Here’s an idea whose time has come.

According to an Associated Press report published Tuesday, Pennsylvania state senators are signaling support for amending the constitution to eliminate some top state government offices, including lieutenant governor and two Supreme Court justices.

Each proposal faces a multiyear path in the Legislature before going to voters in a statewide referendum no sooner than 2015.

Two bills that passed the Senate State Government Committee on Tuesday would affect all three branches of government.

Under the measures:

• The House would shrink from 203 to 153 seats.

• The Senate would shrink from 50 to 45 seats.

• The post of lieutenant governor would be eliminated and the Senate president pro tempore would temporarily succeed a governor who dies or otherwise vacates the post.

• The state Supreme Court would be reduced from seven justices to five.

The proposals make good sense for Pennsylvania, home of the largest and highest-paid General Assembly, particularly as a shrinking population over recent decades has reduced the state’s congressional delegation — although in the past decade the population has stabilized and increased slightly.

On average, each representative serves about 62,000 residents; under the proposed reduction, the average district would grow to 84,000 residents. That’s not an unreasonable increase in the population or geographic size of the districts.

The savings could be substantial — estimates go as high as $23 million a year, taking into account not only the eliminated pay of 50 state representatives, five senators and two judges, but also the expense of their staffs, pensions, travel and per diem, and district offices.

But House Speaker Sam Smith, R-Jefferson, who favors the reductions, says the cash savings is not the only incentive for the change, and perhaps not even the greatest incentive; rather, Smith says the reductions will enhance the efficiency and effectiveness of the legislative body.

He reasons that it’s easier to work about consensus among 153 voices than among 203 — and consensus, not discord, is the crossroads where legislation gets done.

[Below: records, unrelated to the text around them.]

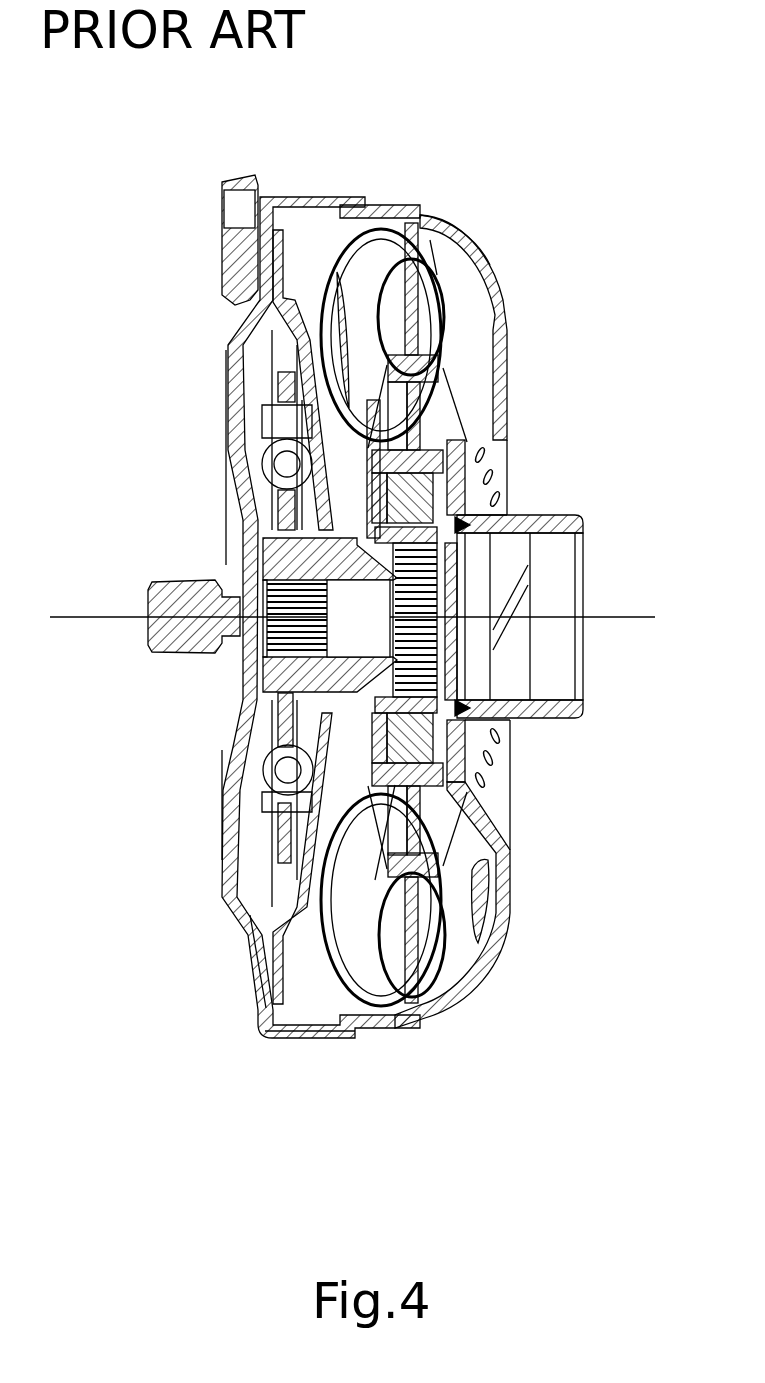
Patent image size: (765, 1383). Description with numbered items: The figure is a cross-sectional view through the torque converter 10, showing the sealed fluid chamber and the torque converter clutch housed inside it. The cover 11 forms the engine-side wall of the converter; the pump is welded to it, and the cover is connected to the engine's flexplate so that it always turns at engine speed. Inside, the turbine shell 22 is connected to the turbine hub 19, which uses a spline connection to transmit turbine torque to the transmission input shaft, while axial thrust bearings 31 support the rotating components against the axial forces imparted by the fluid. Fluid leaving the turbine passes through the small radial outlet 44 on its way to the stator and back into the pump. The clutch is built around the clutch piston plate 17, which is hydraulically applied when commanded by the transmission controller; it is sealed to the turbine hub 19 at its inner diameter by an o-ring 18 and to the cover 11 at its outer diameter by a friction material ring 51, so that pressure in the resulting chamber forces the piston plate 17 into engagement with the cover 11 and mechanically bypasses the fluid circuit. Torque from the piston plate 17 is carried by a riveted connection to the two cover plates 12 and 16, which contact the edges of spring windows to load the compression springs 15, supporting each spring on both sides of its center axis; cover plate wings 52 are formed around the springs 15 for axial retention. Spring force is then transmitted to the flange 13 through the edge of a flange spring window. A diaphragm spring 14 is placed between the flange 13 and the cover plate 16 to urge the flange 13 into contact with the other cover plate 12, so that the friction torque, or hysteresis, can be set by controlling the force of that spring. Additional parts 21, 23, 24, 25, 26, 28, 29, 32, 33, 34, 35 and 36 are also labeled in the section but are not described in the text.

The torque converter 10 is at (516, 231).
The cover 11 is at (228, 368).
The cover plate 12 is at (300, 397).
The flange 13 is at (262, 892).
The diaphragm spring 14 is at (312, 495).
The compression springs 15 is at (290, 768).
The cover plate 16 is at (285, 415).
The clutch piston plate 17 is at (283, 318).
The o-ring 18 is at (300, 672).
The turbine hub 19 is at (293, 664).
The sleeve 21 is at (418, 737).
The turbine shell 22 is at (348, 245).
The spring 23 is at (365, 258).
The inner spring 24 is at (400, 278).
The lever 25 is at (445, 405).
The clamp 26 is at (455, 742).
The cylinder flange 28 is at (455, 703).
The perforated wall 29 is at (480, 505).
The axial thrust bearings 31 is at (470, 455).
The spring seat 32 is at (440, 275).
The shell 33 is at (463, 293).
The shell portion 34 is at (470, 240).
The flange 35 is at (570, 520).
The cylinder 36 is at (510, 565).
The small radial outlet 44 is at (377, 827).
The friction material ring 51 is at (265, 975).
The cover plate wings 52 is at (280, 847).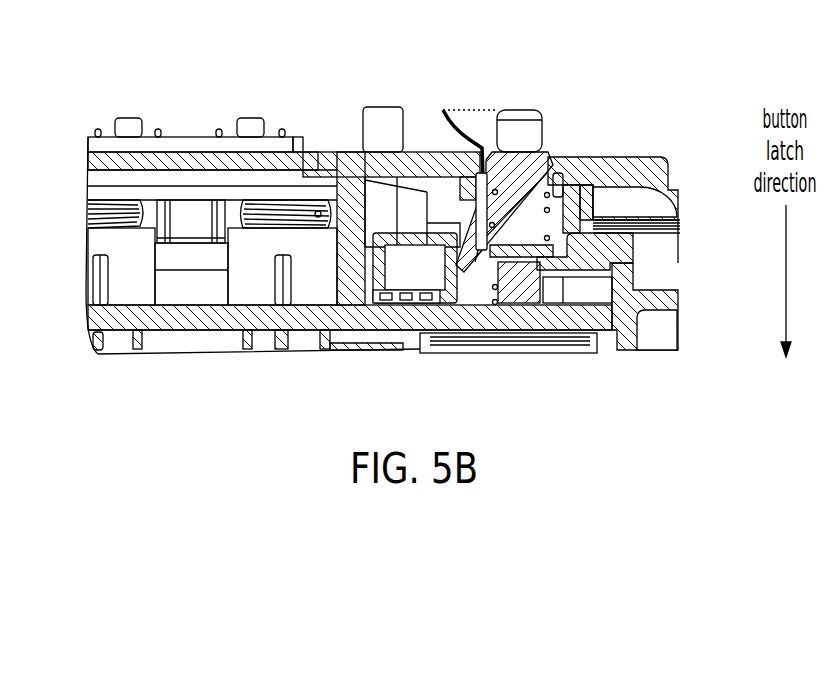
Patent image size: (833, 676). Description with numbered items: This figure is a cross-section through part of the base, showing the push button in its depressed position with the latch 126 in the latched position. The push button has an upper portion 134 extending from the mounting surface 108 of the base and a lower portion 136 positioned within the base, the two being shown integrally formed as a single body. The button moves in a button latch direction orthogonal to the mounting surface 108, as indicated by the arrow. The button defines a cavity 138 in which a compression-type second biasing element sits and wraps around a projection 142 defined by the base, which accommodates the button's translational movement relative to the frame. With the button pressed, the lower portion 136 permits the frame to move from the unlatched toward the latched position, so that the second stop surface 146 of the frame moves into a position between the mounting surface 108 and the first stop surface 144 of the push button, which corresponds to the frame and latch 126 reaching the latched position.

The mounting surface 108 is at (617, 157).
The latch 126 is at (447, 110).
The upper portion 134 is at (503, 158).
The lower portion 136 is at (455, 303).
The cavity 138 is at (563, 283).
The projection 142 is at (520, 287).
The first stop surface 144 is at (603, 270).
The second stop surface 146 is at (637, 247).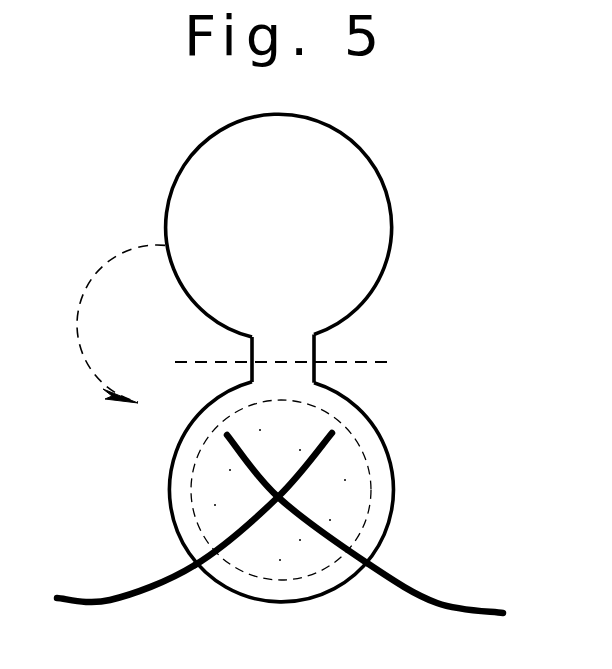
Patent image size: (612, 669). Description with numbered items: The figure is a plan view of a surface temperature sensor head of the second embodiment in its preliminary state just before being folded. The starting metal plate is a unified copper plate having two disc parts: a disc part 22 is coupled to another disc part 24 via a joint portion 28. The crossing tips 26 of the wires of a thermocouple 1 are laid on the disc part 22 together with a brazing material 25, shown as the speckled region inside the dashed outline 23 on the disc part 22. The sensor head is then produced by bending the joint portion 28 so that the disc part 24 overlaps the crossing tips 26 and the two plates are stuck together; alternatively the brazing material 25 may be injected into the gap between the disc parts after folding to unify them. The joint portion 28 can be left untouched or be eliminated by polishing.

The thermocouple 1 is at (91, 603).
The disc part 22 is at (380, 510).
The filled region 23 is at (317, 491).
The disc part 24 is at (368, 249).
The brazing material 25 is at (200, 494).
The crossing tips 26 is at (278, 497).
The joint portion 28 is at (282, 349).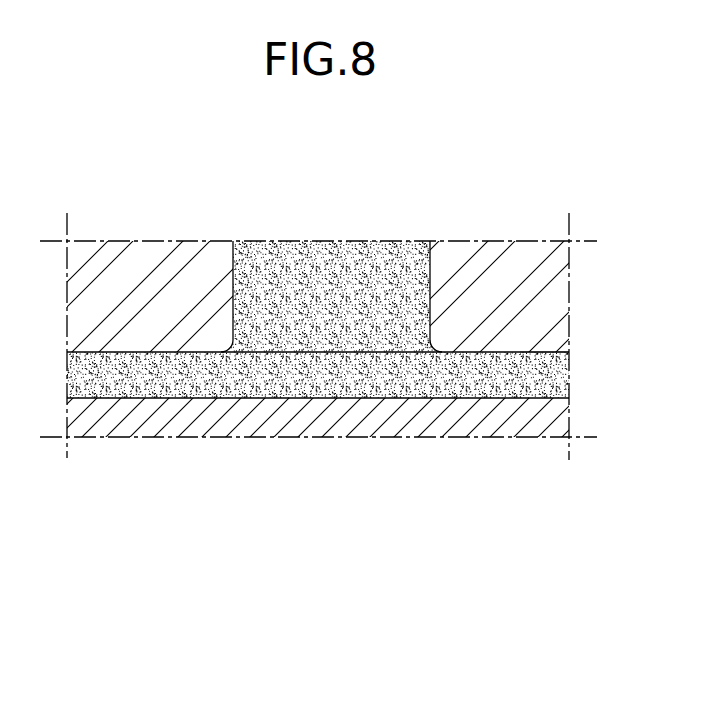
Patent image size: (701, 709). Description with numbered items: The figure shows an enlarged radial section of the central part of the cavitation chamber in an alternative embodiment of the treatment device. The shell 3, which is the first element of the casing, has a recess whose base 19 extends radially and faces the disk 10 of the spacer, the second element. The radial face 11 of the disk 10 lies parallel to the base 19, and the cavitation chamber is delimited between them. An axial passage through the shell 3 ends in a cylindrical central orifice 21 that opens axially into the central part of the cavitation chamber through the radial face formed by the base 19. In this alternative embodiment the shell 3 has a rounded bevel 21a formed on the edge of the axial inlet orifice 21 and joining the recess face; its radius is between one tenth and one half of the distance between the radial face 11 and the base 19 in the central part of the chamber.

The shell 3 is at (150, 252).
The disk 10 is at (274, 425).
The radial face 11 is at (93, 398).
The base 19 is at (540, 355).
The central orifice 21 is at (426, 262).
The rounded bevel 21a is at (430, 352).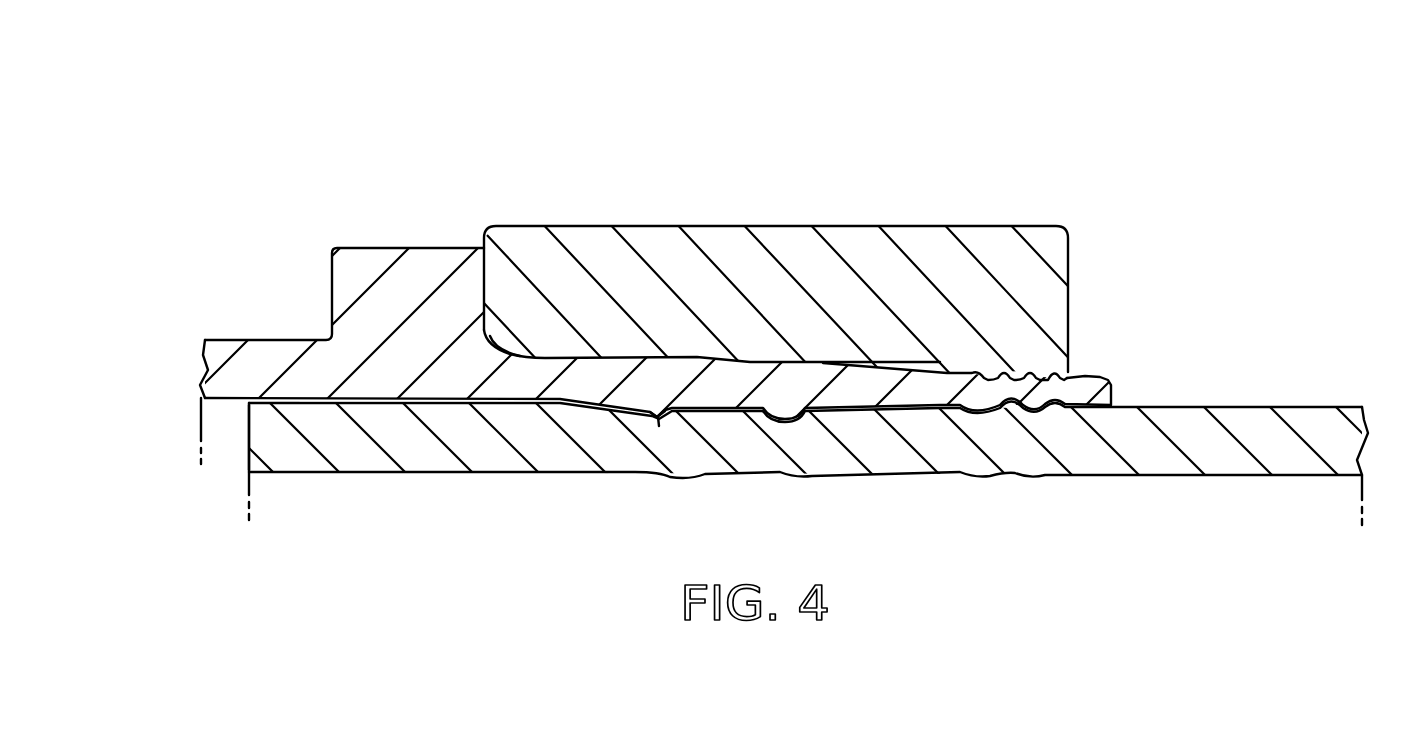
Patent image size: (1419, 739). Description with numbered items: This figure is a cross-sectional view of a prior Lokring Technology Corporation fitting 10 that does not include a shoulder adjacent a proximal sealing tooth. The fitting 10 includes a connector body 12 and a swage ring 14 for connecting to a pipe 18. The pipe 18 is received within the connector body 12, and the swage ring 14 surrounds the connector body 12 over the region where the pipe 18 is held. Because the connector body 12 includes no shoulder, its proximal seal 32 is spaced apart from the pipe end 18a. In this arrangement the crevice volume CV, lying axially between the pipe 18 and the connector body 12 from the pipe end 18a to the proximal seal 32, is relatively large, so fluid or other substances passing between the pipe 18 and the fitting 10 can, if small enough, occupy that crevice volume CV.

The fitting 10 is at (552, 130).
The connector body 12 is at (386, 229).
The swage ring 14 is at (852, 210).
The pipe 18 is at (1240, 388).
The pipe end 18a is at (247, 425).
The proximal seal 32 is at (652, 437).
The crevice volume CV is at (443, 400).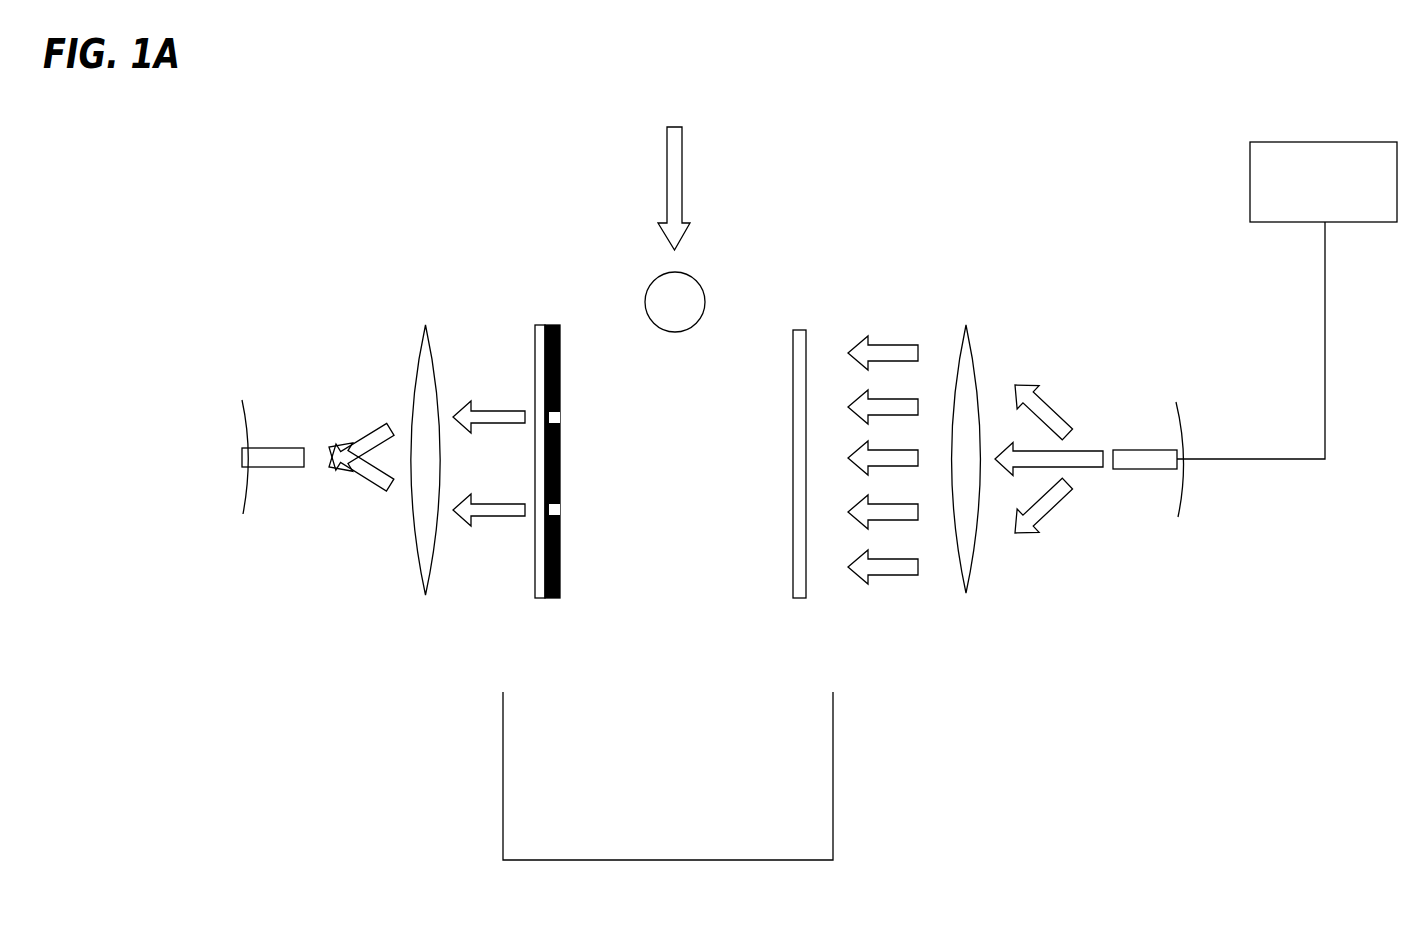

Opponents disagree. They say a smaller assembly could thwart the debate that is vital to the legislative process, and that fewer legislators translates into less opportunity for the public to be heard.

But the ubiquity of technology and social media has streamlined communication between politicians and their electorates. Legislative sessions are televised. Political dialogue is flowing like never before in history.

In addition, online databases and documents enable constituents to help themselves to government forms and information that they traditionally relied on their legislators’ district offices to provide for them.

The time is right for reductions in the state House, Senate and Supreme Court. The change would make for better and less costly government — two objectives all of us could get behind.